I have been banging my head trying to figure out why I am leaking my ISP DNS after implementing your guide exactly as suggested twice from a bone-stock OPNSense configuration.

How can we route DNS traffic through the VPN without leaking DNS when using your guide?  I took the following steps based on a redditor's suggestions, but nothing has worked so far:

OK, reverted to bone stock OPNsense, disabled IPV6, few minor tweaks, then spun up the guide.

Tried setting unbound to use WG interface only, it didn't work. It still used ISP DNS (even ignored DNS settings from System -> Settings -> General).

Then I tried setting it to forwarding mode and specifying VPN-provided DNS in System -> Settings -> General, this didn't work. Static clients got no DNS at all.

I then theorized that the firewall alias (and thus rule) in step 8 contained networks which include the DNS servers my VPN provider has specified for use, so maybe the firewall was forcing that traffic to NOT use the WG gateway I created. So I removed those networks from the firewall.
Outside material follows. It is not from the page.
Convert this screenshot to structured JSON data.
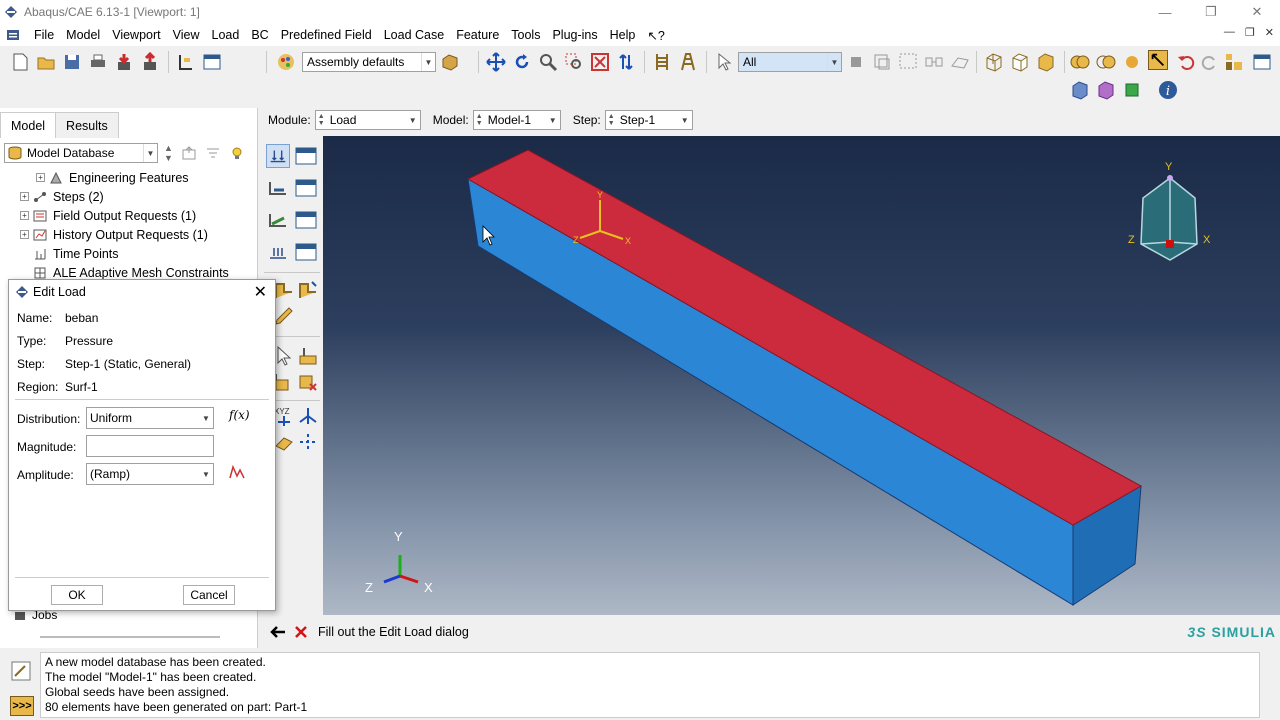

Still didn't work, but I'm tired and maybe I needed to flush DNS or something, I don't know.

This has me stumped. Surely other people are using this official Wireguard selective routing guide and not leaking DNS?

Lastly, when I traceroute from a static client, it actually routes through the Wireguard VPN DNS, and VPN tunnel. But when I fire up Firefox, dnsleaktest.com clearly shows my ISP DNS and IP, which I literally put nowhere in any setting.

Thanks for any help you can provide, I'd like to make the guide and documentation improved for the benefit of others if we can figure this out.